2 triangles

thereddevils · #1 $Old$ November 7th, 2009, 11:41 PM

THe diagram shows triangle ABC where points A , B , C and P are coplanar . BC=BP=AP and angle BAC =angle ABP = angle PBC = pi/5 rad

Prove that triangle ABC and BPC are similar triangles . Hence deduce that

(1) BC^2=CP.CA

(2) $\cos (\frac{\pi}{5})=\frac{1}{4}(\sqrt{5}+1)$

I am only stucked with (2) , i am ok with the rest . THanks .

ukorov · #2 $Old$ November 8th, 2009, 01:20 AM

if your diagram is right, then BC = BP is wrong.

thereddevils · #3 $Old$ November 9th, 2009, 07:42 AM

Quote:

Originally Posted by ukorov $View Post$

if your diagram is right, then BC = BP is wrong.

why is it so

ukorov · #4 $Old$ November 9th, 2009, 12:15 PM

Quote:

Originally Posted by thereddevils $View Post$

why is it so

oh alright not wrong actually, but could have been more detailed and more accurate.

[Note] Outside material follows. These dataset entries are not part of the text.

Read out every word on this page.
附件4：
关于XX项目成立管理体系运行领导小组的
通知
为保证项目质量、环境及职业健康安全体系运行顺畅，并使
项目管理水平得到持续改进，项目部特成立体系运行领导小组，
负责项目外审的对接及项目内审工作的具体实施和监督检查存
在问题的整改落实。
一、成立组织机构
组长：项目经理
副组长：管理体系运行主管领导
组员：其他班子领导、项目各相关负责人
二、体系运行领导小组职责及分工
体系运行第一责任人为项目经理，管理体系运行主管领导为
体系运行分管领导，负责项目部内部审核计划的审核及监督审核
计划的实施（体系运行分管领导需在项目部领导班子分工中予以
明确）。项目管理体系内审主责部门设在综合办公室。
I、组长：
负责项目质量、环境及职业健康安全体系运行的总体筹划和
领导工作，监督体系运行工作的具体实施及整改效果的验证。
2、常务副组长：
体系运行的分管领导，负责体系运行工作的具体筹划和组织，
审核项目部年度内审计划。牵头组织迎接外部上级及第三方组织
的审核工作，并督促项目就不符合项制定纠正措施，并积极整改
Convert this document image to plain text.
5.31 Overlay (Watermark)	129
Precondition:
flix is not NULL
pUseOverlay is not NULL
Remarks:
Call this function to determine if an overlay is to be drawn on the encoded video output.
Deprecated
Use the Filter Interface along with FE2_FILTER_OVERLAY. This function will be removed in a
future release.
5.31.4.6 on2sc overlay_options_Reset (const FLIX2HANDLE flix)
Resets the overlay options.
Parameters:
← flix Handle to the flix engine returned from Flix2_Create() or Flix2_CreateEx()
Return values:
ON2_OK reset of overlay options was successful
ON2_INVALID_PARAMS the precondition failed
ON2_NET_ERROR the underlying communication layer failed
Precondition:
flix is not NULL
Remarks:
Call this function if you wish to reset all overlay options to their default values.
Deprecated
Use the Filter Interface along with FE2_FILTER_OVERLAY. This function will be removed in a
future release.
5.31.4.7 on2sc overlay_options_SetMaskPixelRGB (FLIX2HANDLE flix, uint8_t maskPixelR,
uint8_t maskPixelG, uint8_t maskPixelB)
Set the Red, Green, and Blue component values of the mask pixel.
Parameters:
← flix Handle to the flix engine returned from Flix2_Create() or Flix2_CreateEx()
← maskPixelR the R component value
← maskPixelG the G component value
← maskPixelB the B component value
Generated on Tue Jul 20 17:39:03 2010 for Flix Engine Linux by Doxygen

Grandad · #5 $Old$ November 10th, 2009, 03:38 AM

Hello thereddevils

Quote:

Originally Posted by thereddevils $View Post$

THe diagram shows triangle ABC where points A , B , C and P are coplanar . BC=BP=AP and angle BAC =angle ABP = angle PBC = pi/5 rad

Prove that triangle ABC and BPC are similar triangles . Hence deduce that

(1) BC^2=CP.CA

(2) $\cos (\frac{\pi}{5})=\frac{1}{4}(\sqrt{5}+1)$

I am only stucked with (2) , i am ok with the rest . THanks .

(2) Suppose $BP=BC=AP = d$ . Then in $\triangle BPC$

$\angle BCP = \tfrac{2\pi}{5}$

$\Rightarrow PC = 2d\cos(\angle BCP) = 2d\cos(\tfrac{2\pi}{5})$

So, using the result in (1):

$d^2 = 2d\cos(\tfrac{2\pi}{5})\Big(d+2d\cos(\tfrac{2\pi}{5})\Big)$

$\Rightarrow 1 = 2\cos(\tfrac{2\pi}{5})+4\cos^2(\tfrac{2\pi}{5})$

Solving the quadratic, taking the positive root gives

$\cos(\tfrac{2\pi}{5})=\frac{\sqrt5-1}{4}$

$\Rightarrow 2\cos^2(\tfrac{\pi}{5})-1 = \frac{\sqrt5-1}{4}$

$\Rightarrow \cos^2(\tfrac{\pi}{5})= \frac{\sqrt5+3}{8}$
$=\frac{5+2\sqrt5+1}{16}$

$=\frac{(\sqrt5+1)^2}{16}$

$\Rightarrow \cos(\tfrac{\pi}{5}) = \frac{\sqrt5+1}{4}$